The protesters were demanding the arrest of those responsible for the indiscriminate killing the previous day of a bystander in an angry crowd outside the Tianma Tea House (天馬茶房) on Nanjing W Road in Taipei.
The crowd had challenged Tobacco Monopoly Bureau officials after one official hit Lin Chiang-mai (林江邁), a woman selling cigarettes illegally, in the head with his pistol after she demanded that the officials return the cigarettes they had confiscated from her.
The events escalated into a series of protests against the KMT regime, resulting in a violent crackdown that left an estimated 5,000 to 28,000 dead.
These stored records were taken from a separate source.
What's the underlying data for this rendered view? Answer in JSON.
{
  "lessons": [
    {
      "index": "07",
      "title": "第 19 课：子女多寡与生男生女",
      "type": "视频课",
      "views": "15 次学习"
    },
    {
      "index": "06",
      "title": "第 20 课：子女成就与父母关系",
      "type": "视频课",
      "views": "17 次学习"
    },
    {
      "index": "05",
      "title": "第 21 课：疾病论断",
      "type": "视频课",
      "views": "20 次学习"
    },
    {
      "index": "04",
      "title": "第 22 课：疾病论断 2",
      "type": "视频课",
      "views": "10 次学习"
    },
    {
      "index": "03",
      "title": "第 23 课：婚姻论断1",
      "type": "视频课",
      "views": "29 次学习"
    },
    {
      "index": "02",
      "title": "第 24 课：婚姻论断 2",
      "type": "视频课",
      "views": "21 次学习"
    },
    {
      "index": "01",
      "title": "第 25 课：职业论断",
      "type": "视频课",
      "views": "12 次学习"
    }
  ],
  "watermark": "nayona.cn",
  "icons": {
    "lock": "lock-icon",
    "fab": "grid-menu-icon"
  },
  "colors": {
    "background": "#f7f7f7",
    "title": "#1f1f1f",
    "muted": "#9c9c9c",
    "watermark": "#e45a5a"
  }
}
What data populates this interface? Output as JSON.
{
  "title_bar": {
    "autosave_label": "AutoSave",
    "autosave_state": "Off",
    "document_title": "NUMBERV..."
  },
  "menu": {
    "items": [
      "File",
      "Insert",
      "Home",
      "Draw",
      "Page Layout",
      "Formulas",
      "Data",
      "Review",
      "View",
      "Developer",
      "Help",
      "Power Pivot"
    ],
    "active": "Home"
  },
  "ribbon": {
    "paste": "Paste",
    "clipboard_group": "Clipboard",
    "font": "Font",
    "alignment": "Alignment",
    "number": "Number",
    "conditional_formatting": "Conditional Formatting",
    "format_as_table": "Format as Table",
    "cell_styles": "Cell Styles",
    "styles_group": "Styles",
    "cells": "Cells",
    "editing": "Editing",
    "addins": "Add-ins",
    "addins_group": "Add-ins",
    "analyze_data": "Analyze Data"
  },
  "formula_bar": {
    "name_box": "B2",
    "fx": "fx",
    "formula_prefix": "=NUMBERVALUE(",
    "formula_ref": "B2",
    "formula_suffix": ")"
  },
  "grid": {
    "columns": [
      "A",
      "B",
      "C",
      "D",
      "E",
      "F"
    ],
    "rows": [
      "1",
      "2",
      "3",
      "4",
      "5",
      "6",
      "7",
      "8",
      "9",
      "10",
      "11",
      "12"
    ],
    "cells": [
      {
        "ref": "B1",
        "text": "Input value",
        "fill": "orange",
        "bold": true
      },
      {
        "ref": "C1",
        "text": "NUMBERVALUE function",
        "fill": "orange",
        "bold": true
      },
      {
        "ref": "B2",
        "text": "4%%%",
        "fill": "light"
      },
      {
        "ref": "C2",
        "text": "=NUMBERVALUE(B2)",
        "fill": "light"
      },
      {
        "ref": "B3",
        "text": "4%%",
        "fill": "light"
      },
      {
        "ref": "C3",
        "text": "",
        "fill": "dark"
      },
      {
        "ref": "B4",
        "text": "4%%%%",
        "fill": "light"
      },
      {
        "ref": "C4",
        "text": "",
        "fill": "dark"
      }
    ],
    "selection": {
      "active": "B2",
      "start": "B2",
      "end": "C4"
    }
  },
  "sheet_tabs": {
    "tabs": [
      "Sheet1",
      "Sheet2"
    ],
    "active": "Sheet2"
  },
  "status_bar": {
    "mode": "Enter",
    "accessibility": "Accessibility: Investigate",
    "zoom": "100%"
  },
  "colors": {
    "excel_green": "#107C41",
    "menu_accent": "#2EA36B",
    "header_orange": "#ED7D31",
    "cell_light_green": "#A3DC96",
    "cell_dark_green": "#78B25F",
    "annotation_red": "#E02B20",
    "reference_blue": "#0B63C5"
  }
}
The government imposed martial law two years later after the KMT lost the Chinese Civil War and retreated to Taiwan, and maintained it for nearly four decades, making it a symbol of authoritarianism.
Taipei Deputy Mayor Tsai Ping-kun (蔡炳坤) later on Monday said that the city government is the main organizer of the event, while the TNA and the museum are co-organizers.
He said that the city government had accepted proposals from the TNA and the museum to invite Vice President William Lai (賴清德) and Ma respectively.
Ma attended the event each year during his time as president and had apologized to Incident victims and their families on behalf of the government, Tsai said.
The event is to begin with two representatives of victims’ families giving a speech, followed by Lai, Ma and Taipei Mayor Ko Wen-je (柯文哲), the city government said.
The five speakers are to then place flowers in memory of the victims, it said.
Taipei City Government spokeswoman Vicky Chen (陳智菡) said that it was regrettable that the TNA would not be attending the event, but that the city government would remain in contact with the group in the hope it would reverse its decision.